Tony's Every Night Salmon
Rated 4.5 stars by 2 users
Category
Dinner
Servings
4
Prep Time
10 minutes
Cook Time
20 minutes

Ingredients
- 1 fillet Wild Alaskan Sockeye Salmon, pin bones removed, skin on
¼ cup ranch dressing
¼ cup mayonnaise
1 Tablespoon dijon or yellow mustard (optional)
- ½ lemon, juiced
¼ teaspoon Goya brand adobo garlic salt
- ½ teaspoon freshly ground pepper
Directions
- Preheat oven to 475-500 ˚F
- Line a baking sheet with parchment paper or foil and place a lightly oiled rack on top of it. Fish may also be placed directly on the lined pan for baking.
- Cut salmon fillet into 1-inch-wide portions, perpendicular to the length of the fish. Skin can be removed or left on. If removing skin, its easiest to do this before portioning. Set aside.
In a large bowl, whisk together the ingredients until well combined. Taste for additional seasoning and adjust to your preference.
- Add salmon portions to the bowl of mixed wet ingredients, and using your hands or a rubber spatula, gently turn the fillets until thoroughly coated with the mixture on all sides.
- Marinate for 10-15 minutes.
- Place salmon, skin side down, on the oiled rack or lined baking sheet, leaving a few inches of space between each piece of fish.
- Spoon excess marinade on top of each individual portion.

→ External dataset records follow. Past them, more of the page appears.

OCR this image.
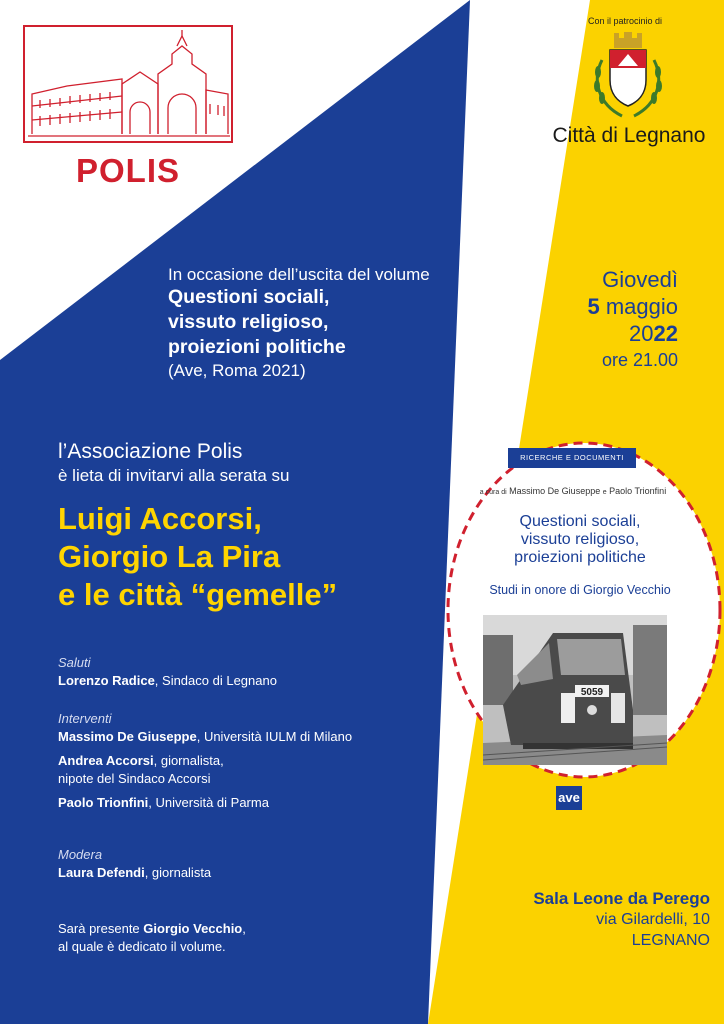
POLIS
Con il patrocinio di
Città di Legnano
In occasione dell’uscita del volume
Questioni sociali,
vissuto religioso,
proiezioni politiche
(Ave, Roma 2021)
Giovedì
5 maggio
2022
ore 21.00
l’Associazione Polis
è lieta di invitarvi alla serata su
Luigi Accorsi,
Giorgio La Pira
e le città “gemelle”
Saluti
Lorenzo Radice, Sindaco di Legnano
Interventi
Massimo De Giuseppe, Università IULM di Milano
Andrea Accorsi, giornalista,
nipote del Sindaco Accorsi
Paolo Trionfini, Università di Parma
Modera
Laura Defendi, giornalista
Sarà presente Giorgio Vecchio,
al quale è dedicato il volume.
RICERCHE E DOCUMENTI
a cura di Massimo De Giuseppe e Paolo Trionfini
Questioni sociali,
vissuto religioso,
proiezioni politiche
Studi in onore di Giorgio Vecchio
5059
ave
Sala Leone da Perego
via Gilardelli, 10
LEGNANO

- Place baking sheet on top rack of oven and quickly close door.
- Shut off oven and use the ambient heat to cook the salmon. For larger size portions, or is using several fillets, oven can be left on for a few minutes (5 minutes maximum) before shutting it off.
- Check for doneness after 10 minutes, and continue cooking in small increments, if necessary, until a fork can poke through and the fish is moist and flakes apart.
- Since fish will continue to cook as it rests out of the oven, its crucial that you remove the salmon at the very first signs of doneness.